Hüseyin Fazla, KAAN’ın motoru ve diğer teknolojik aksamlarının yerli üretim olması gerektiğini, dışa bağımlılığın azaltılmasının stratejik önem taşıdığını belirterek, sözlerini şu şekilde devam etti: “Kendi topraklarımızda üretip kendi askerimizin kullanacağı sistemler geliştirmemiz şart. Ancak bu projelerin zaman alacağını da unutmamak lazım.”

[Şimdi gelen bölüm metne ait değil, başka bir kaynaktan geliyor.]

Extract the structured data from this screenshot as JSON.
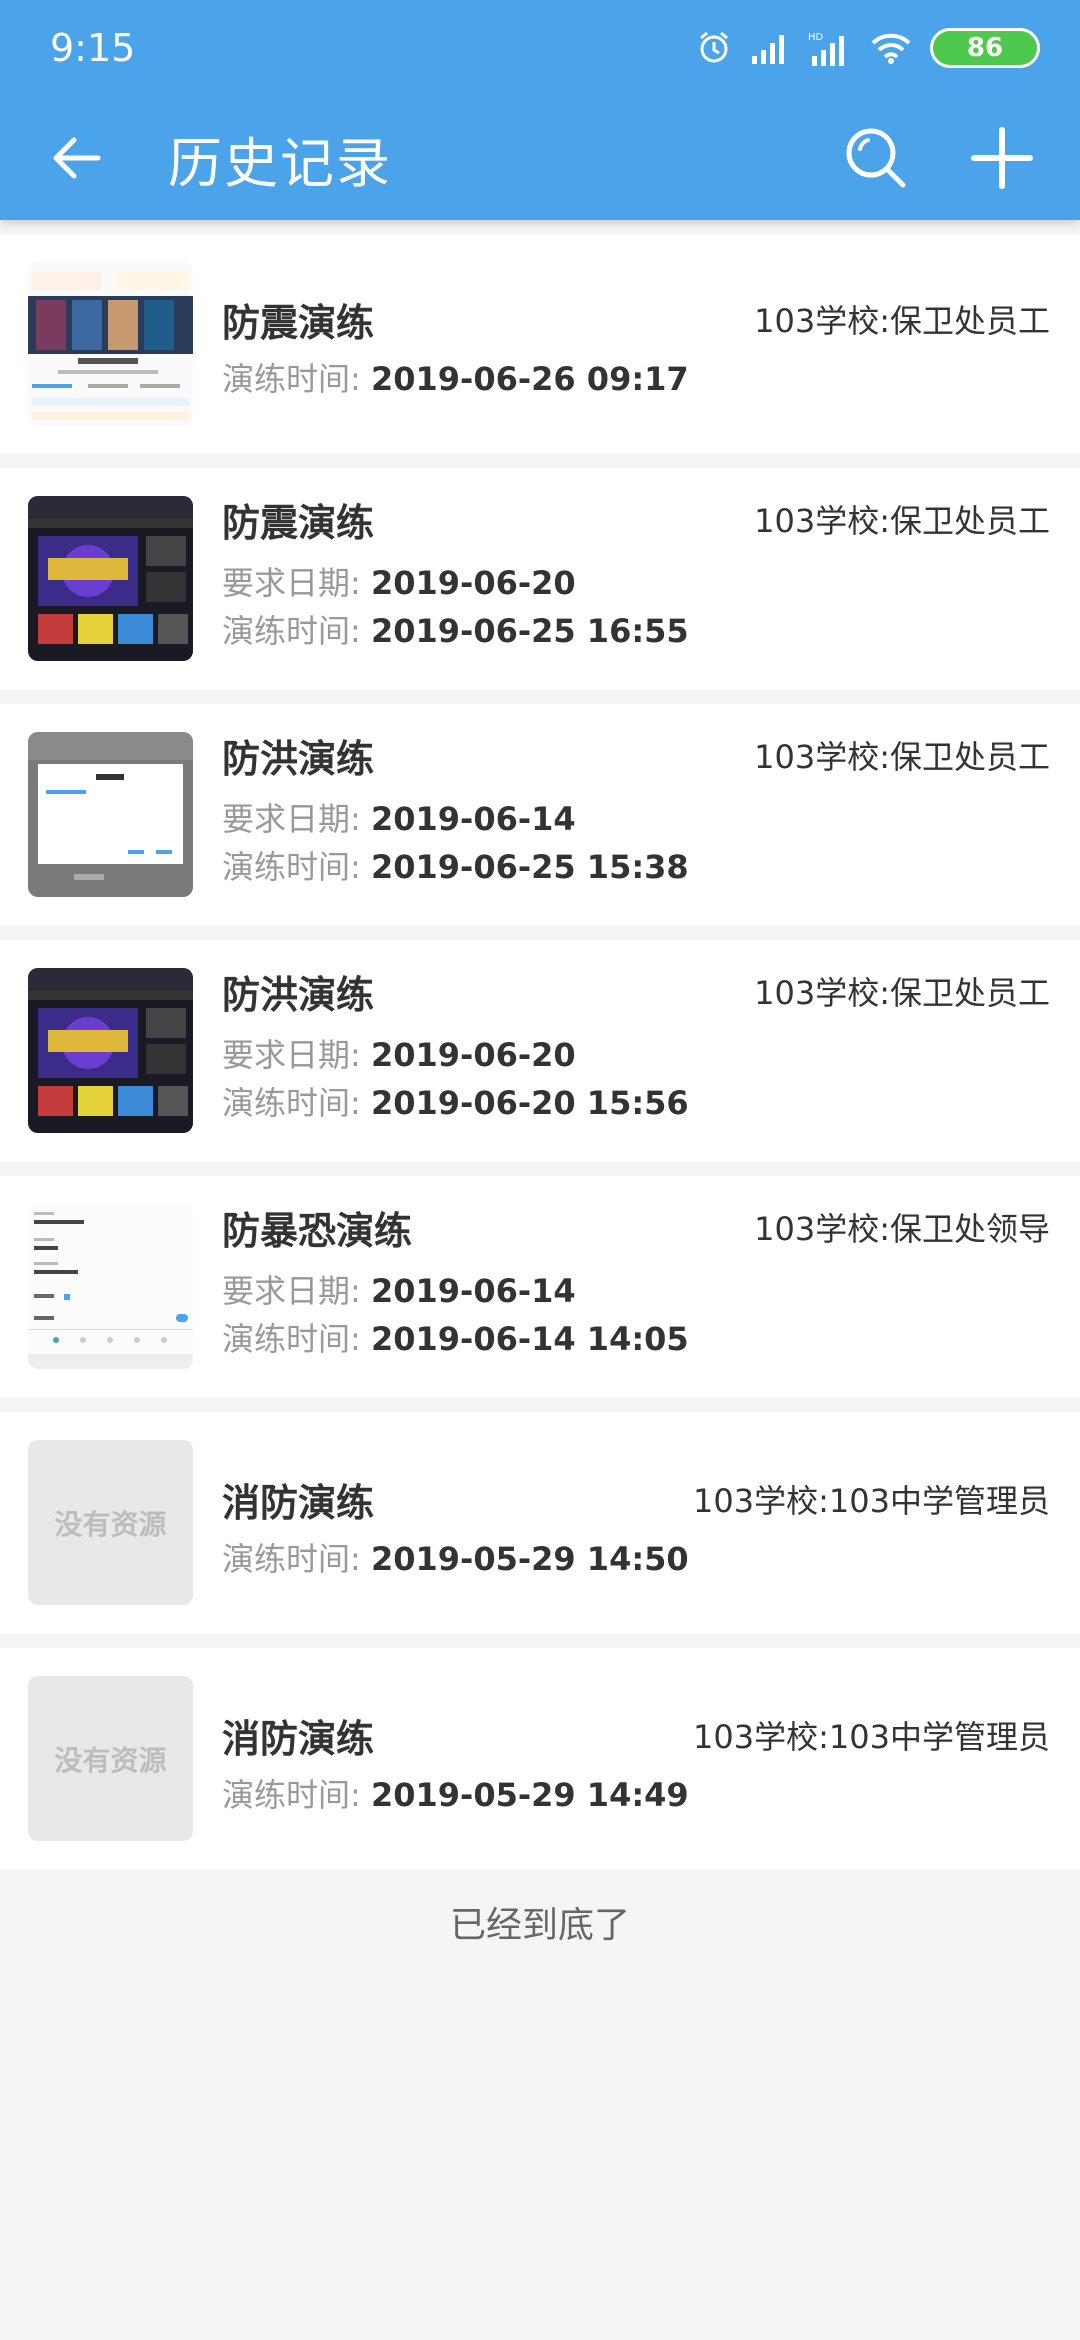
{
  "status_bar": {
    "time": "9:15",
    "battery": "86",
    "icons": [
      "alarm-icon",
      "signal-icon",
      "hd-signal-icon",
      "wifi-icon",
      "battery-icon"
    ]
  },
  "app_bar": {
    "title": "历史记录",
    "back_icon": "arrow-left-icon",
    "search_icon": "search-icon",
    "add_icon": "plus-icon"
  },
  "labels": {
    "required_date": "要求日期:",
    "drill_time": "演练时间:",
    "no_resource": "没有资源"
  },
  "items": [
    {
      "title": "防震演练",
      "org": "103学校:保卫处员工",
      "required_date": "",
      "drill_time": "2019-06-26 09:17",
      "thumb": "app-screenshot-movies"
    },
    {
      "title": "防震演练",
      "org": "103学校:保卫处员工",
      "required_date": "2019-06-20",
      "drill_time": "2019-06-25 16:55",
      "thumb": "game-poster"
    },
    {
      "title": "防洪演练",
      "org": "103学校:保卫处员工",
      "required_date": "2019-06-14",
      "drill_time": "2019-06-25 15:38",
      "thumb": "dialog-screenshot"
    },
    {
      "title": "防洪演练",
      "org": "103学校:保卫处员工",
      "required_date": "2019-06-20",
      "drill_time": "2019-06-20 15:56",
      "thumb": "game-poster"
    },
    {
      "title": "防暴恐演练",
      "org": "103学校:保卫处领导",
      "required_date": "2019-06-14",
      "drill_time": "2019-06-14 14:05",
      "thumb": "form-screenshot"
    },
    {
      "title": "消防演练",
      "org": "103学校:103中学管理员",
      "required_date": "",
      "drill_time": "2019-05-29 14:50",
      "thumb": "no-resource"
    },
    {
      "title": "消防演练",
      "org": "103学校:103中学管理员",
      "required_date": "",
      "drill_time": "2019-05-29 14:49",
      "thumb": "no-resource"
    }
  ],
  "footer": "已经到底了",
  "colors": {
    "primary": "#4ba3e9",
    "battery": "#4ec94e",
    "background": "#f5f5f5"
  }
}
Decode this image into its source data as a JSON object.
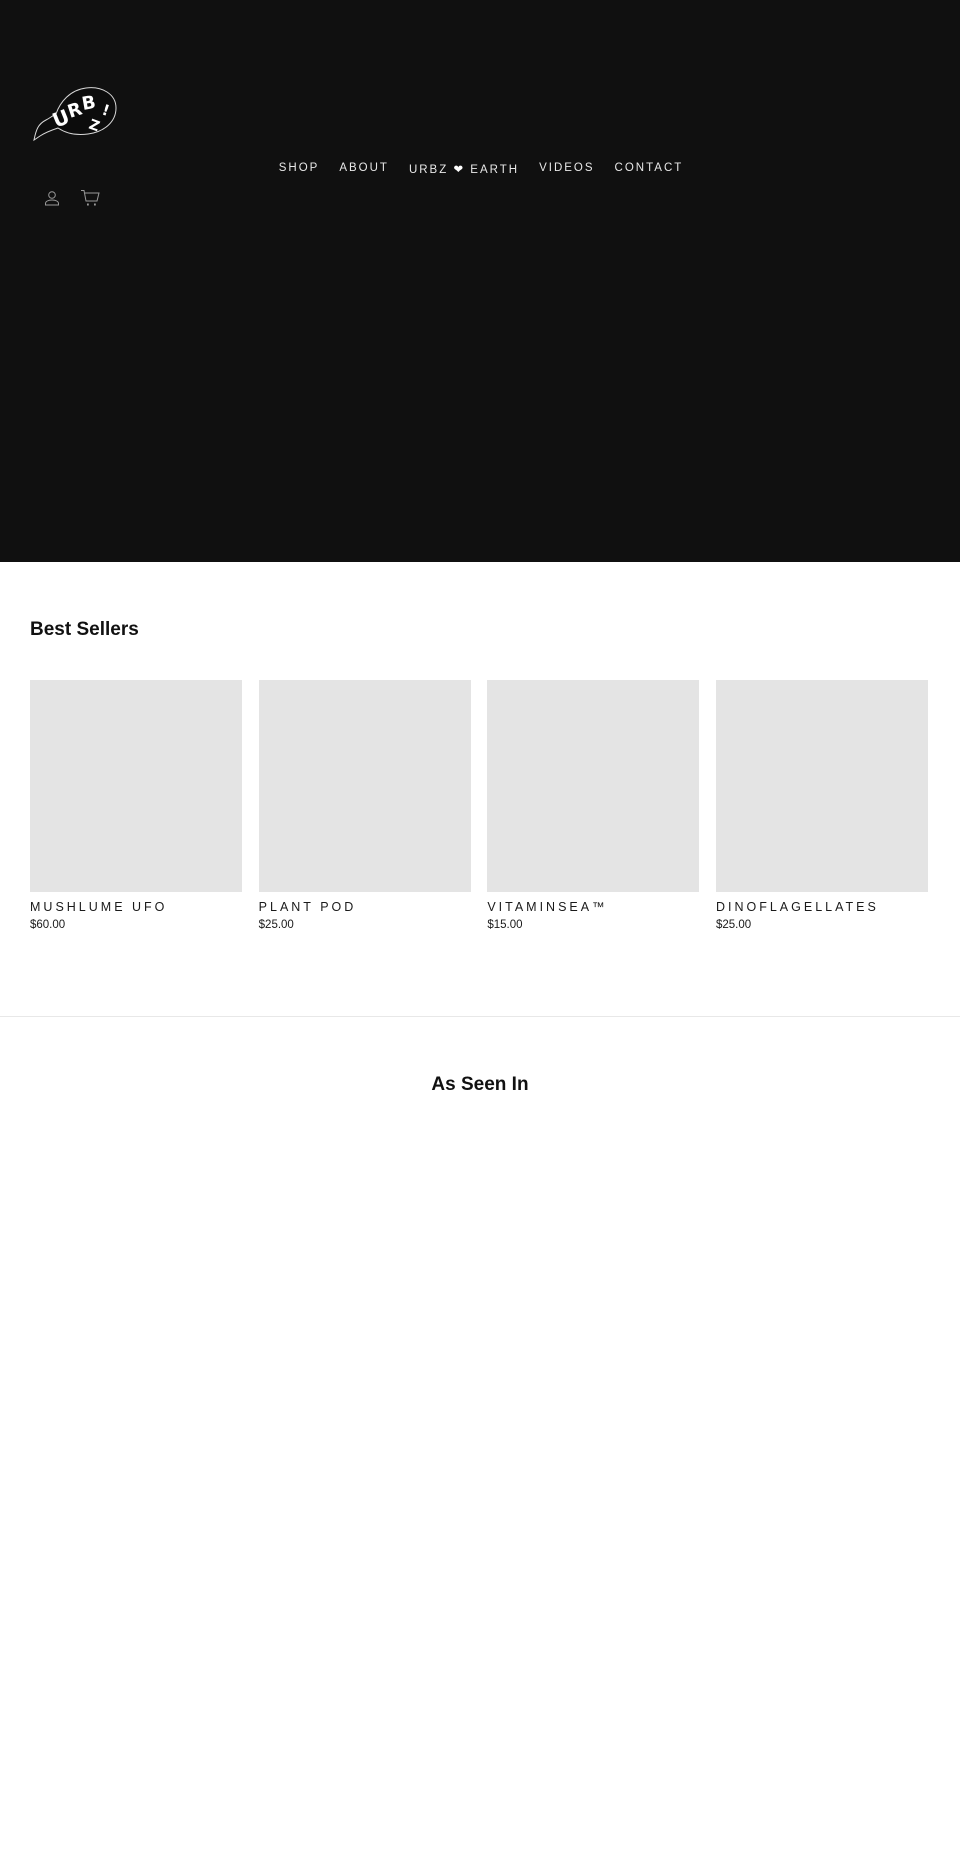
{
  "brand": {
    "name": "URBZ!",
    "logo_icon": "urbz-speech-bubble-logo"
  },
  "header": {
    "background_color": "#101010",
    "nav": [
      {
        "label": "SHOP"
      },
      {
        "label": "ABOUT"
      },
      {
        "label_prefix": "URBZ",
        "heart": "❤",
        "label_suffix": "EARTH"
      },
      {
        "label": "VIDEOS"
      },
      {
        "label": "CONTACT"
      }
    ],
    "icons": {
      "account": "user-icon",
      "cart": "cart-icon"
    }
  },
  "best_sellers": {
    "title": "Best Sellers",
    "products": [
      {
        "title": "MUSHLUME UFO",
        "price": "$60.00"
      },
      {
        "title": "PLANT POD",
        "price": "$25.00"
      },
      {
        "title": "VITAMINSEA™",
        "price": "$15.00"
      },
      {
        "title": "DINOFLAGELLATES",
        "price": "$25.00"
      }
    ],
    "image_placeholder_color": "#e4e4e4"
  },
  "as_seen_in": {
    "title": "As Seen In"
  }
}
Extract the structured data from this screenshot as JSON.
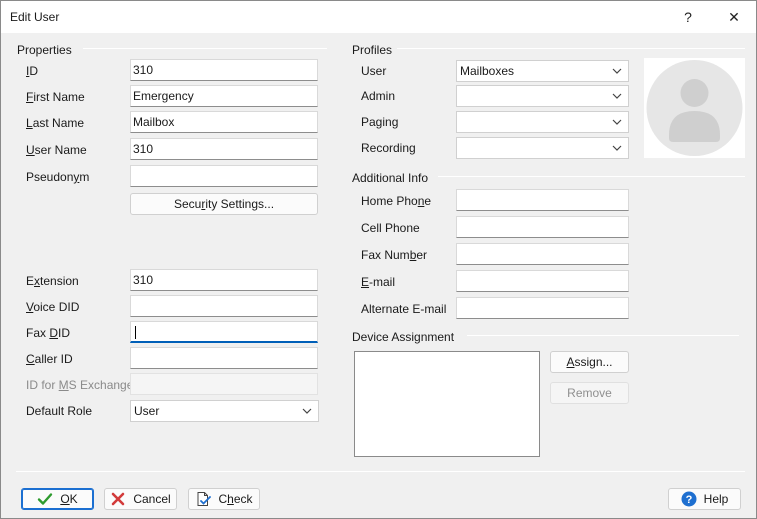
{
  "window": {
    "title": "Edit User",
    "help_glyph": "?",
    "close_glyph": "✕"
  },
  "properties": {
    "group_label": "Properties",
    "id": {
      "label_pre": "",
      "label_mn": "I",
      "label_post": "D",
      "value": "310"
    },
    "first_name": {
      "label_pre": "",
      "label_mn": "F",
      "label_post": "irst Name",
      "value": "Emergency"
    },
    "last_name": {
      "label_pre": "",
      "label_mn": "L",
      "label_post": "ast Name",
      "value": "Mailbox"
    },
    "user_name": {
      "label_pre": "",
      "label_mn": "U",
      "label_post": "ser Name",
      "value": "310"
    },
    "pseudonym": {
      "label_pre": "Pseudon",
      "label_mn": "y",
      "label_post": "m",
      "value": ""
    },
    "security_button": {
      "label_pre": "Secu",
      "label_mn": "r",
      "label_post": "ity Settings..."
    },
    "extension": {
      "label_pre": "E",
      "label_mn": "x",
      "label_post": "tension",
      "value": "310"
    },
    "voice_did": {
      "label_pre": "",
      "label_mn": "V",
      "label_post": "oice DID",
      "value": ""
    },
    "fax_did": {
      "label_pre": "Fax ",
      "label_mn": "D",
      "label_post": "ID",
      "value": ""
    },
    "caller_id": {
      "label_pre": "",
      "label_mn": "C",
      "label_post": "aller ID",
      "value": ""
    },
    "ms_exchange": {
      "label_pre": "ID for ",
      "label_mn": "M",
      "label_post": "S Exchange",
      "value": ""
    },
    "default_role": {
      "label": "Default Role",
      "value": "User"
    }
  },
  "profiles": {
    "group_label": "Profiles",
    "user": {
      "label": "User",
      "value": "Mailboxes"
    },
    "admin": {
      "label": "Admin",
      "value": ""
    },
    "paging": {
      "label": "Paging",
      "value": ""
    },
    "recording": {
      "label": "Recording",
      "value": ""
    }
  },
  "additional_info": {
    "group_label": "Additional Info",
    "home_phone": {
      "label_pre": "Home Pho",
      "label_mn": "n",
      "label_post": "e",
      "value": ""
    },
    "cell_phone": {
      "label": "Cell Phone",
      "value": ""
    },
    "fax_number": {
      "label_pre": "Fax Num",
      "label_mn": "b",
      "label_post": "er",
      "value": ""
    },
    "email": {
      "label_pre": "",
      "label_mn": "E",
      "label_post": "-mail",
      "value": ""
    },
    "alt_email": {
      "label": "Alternate E-mail",
      "value": ""
    }
  },
  "device_assignment": {
    "group_label": "Device Assignment",
    "assign_button": {
      "label_pre": "",
      "label_mn": "A",
      "label_post": "ssign..."
    },
    "remove_button": "Remove"
  },
  "footer": {
    "ok": {
      "label_pre": "",
      "label_mn": "O",
      "label_post": "K"
    },
    "cancel": "Cancel",
    "check": {
      "label_pre": "C",
      "label_mn": "h",
      "label_post": "eck"
    },
    "help": "Help"
  },
  "colors": {
    "accent": "#005fb8",
    "ok_icon": "#2e9b2e",
    "cancel_icon": "#d23a3a",
    "help_icon": "#1e6fd0"
  }
}
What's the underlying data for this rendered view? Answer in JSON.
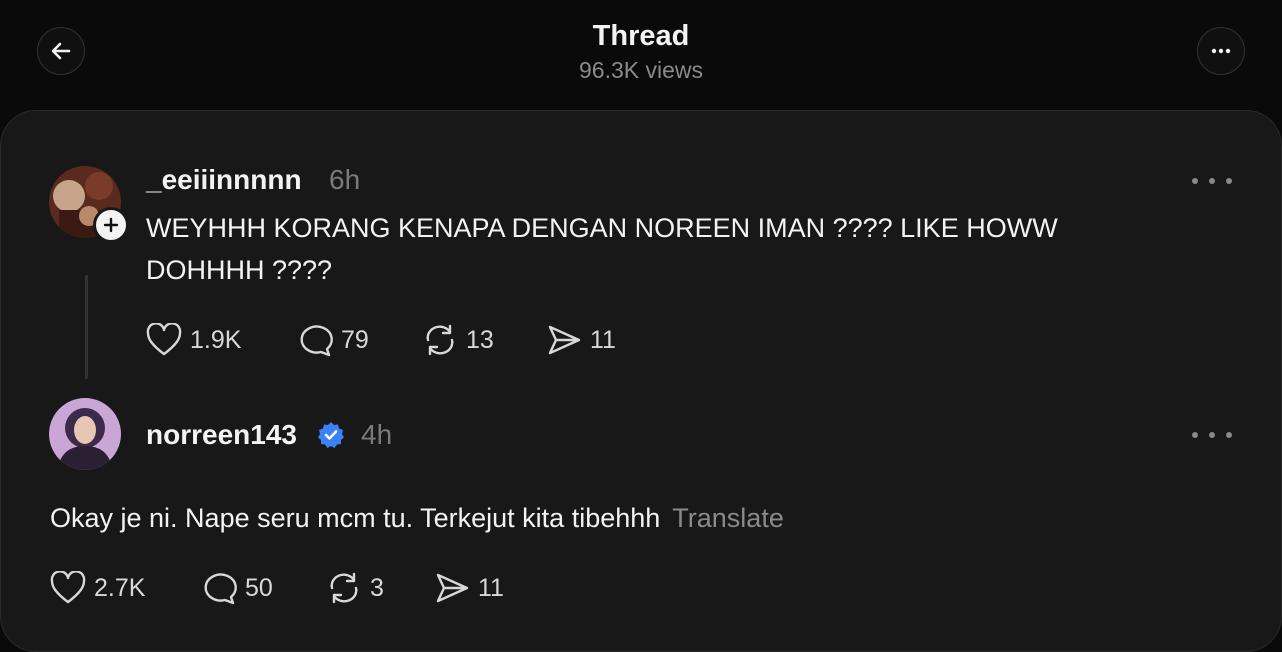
{
  "header": {
    "title": "Thread",
    "views": "96.3K views",
    "back_icon": "arrow-left-icon",
    "menu_icon": "more-horizontal-icon"
  },
  "post": {
    "username": "_eeiiinnnnn",
    "time": "6h",
    "text": "WEYHHH KORANG KENAPA DENGAN NOREEN IMAN ???? LIKE HOWW DOHHHH ????",
    "likes": "1.9K",
    "comments": "79",
    "reposts": "13",
    "shares": "11"
  },
  "reply": {
    "username": "norreen143",
    "verified": true,
    "time": "4h",
    "text": "Okay je ni. Nape seru mcm tu. Terkejut kita tibehhh",
    "translate_label": "Translate",
    "likes": "2.7K",
    "comments": "50",
    "reposts": "3",
    "shares": "11"
  },
  "colors": {
    "background": "#0a0a0a",
    "card": "#181818",
    "muted": "#7a7a7a",
    "verified": "#3b82f6"
  }
}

F-35 Projesinden Çıkarılma ve Yeni Uçak Arayışları
Hüseyin Fazla, Türkiye’nin F-35 projesinden çıkarılmasının siyasi bir karar olduğunu belirtti. “F-35 projesine katılım için büyük yatırımlar yaptık. Ancak çıkarılmamız uluslararası anlaşmalara aykırı şekilde gerçekleşti. Bu, Türkiye’yi zor duruma soksa da kendi savunma sanayiimize daha fazla yatırım yapmamıza vesile oldu,” dedi. Ayrıca, ABD’den F-16 alımı ve Eurofighter Typhoon gibi alternatiflerin değerlendirildiğini, ancak asıl hedefin yerli üretim olan KAAN savaş uçağının tamamlanması olduğunu vurguladı.
Fazla, savunma teknolojilerinin hazır olmadığını düşünen kamuoyuna şu uyarıyı yaptı: “Hava ve uzay teknolojisi, bir gecede çözülecek bir mesele değil. Türkiye, F-16'ları modernize ederek ve KAAN gibi projelerle önemli mesafeler kat etti. Ancak bu süreç para ve zaman gerektiriyor.”
İnsansız Savaş Teknolojileri ve Yapay Zekâ Uygulamaları
Fazla, yapay zekâ destekli insansız savaş uçaklarının geleceğin teknolojisi olduğunu belirterek, Türkiye'nin bu alanda attığı adımları övdü. “ABD'nin F-35 ve Rusya'nın Su-57 savaş uçakları önde görünüyor, ancak teknolojinin hızla değiştiği bir dönemde kendi kabiliyetlerinizi geliştirmek şart,” dedi. Türkiye’nin savunma sanayi projelerindeki bilgi birikimini artırarak insansız savaş uçağı alanında da gelişim gösterdiğini ekledi.
İsrail’in Askerî Stratejisi Üzerine Eleştiriler
Programda, İsrail’in Filistin ve Gazze’de yürüttüğü operasyonlar da gündeme geldi. Hüseyin Fazla, İsrail'in operasyonlarındaki sivil kayıplara dikkat çekerek şu ifadelerde bulundu:
“İsrail, operasyonlarında sivil ayrımı yapmadan hedefleri vuruyor. Sözde bir terörist şüphesiyle, masum insanların yaşadığı binaları bile yerle bir ediyor. Bu, savaş ahlakına uymayan bir strateji. Türkiye’nin askeri operasyonlarında her zaman terörist ile sivili ayırmaya özen gösterilir. Bizim ordumuz, kollateral zarar denilen sivil kayıpları en aza indirmek için çok dikkatli çalışır. Ancak İsrail’in özellikle Gazze’deki operasyonları, bu prensiplerin çok uzağında.”
Fazla, modern savaşta sivil kayıpların önlenmesinin önemine değinerek, “Terörle mücadele ederken masumları korumak ahlaki bir zorunluluktur. İsrail’in bu yaklaşımı, uluslararası hukuka da aykırıdır,” ifadelerini kullandı.
Türkiye’nin Gelecekteki Savunma Yol Haritası
Programın sonunda Fazla, Türkiye’nin savunma sanayiinde bağımsızlaşma hedefinin altını çizdi. “Kendi motorumuzu ve kritik parçaları üretebilmemiz gerekiyor. Bu süreçte gecikmeler yaşansa da doğru adımlarla ilerliyoruz,” dedi. KAAN projesinin yanı sıra insansız hava araçlarının ve yapay zekâ sistemlerinin önümüzdeki dönemde Türkiye'nin güvenlik stratejisi için kritik bir yere sahip olacağını belirtti.
Bu etkileyici program, Türkiye’nin savunma sanayiindeki hedefleri, bölgesel dengeler ve askeri etik üzerine önemli bir tartışma platformu sunarken izleyicilerden yoğun ilgi gördü.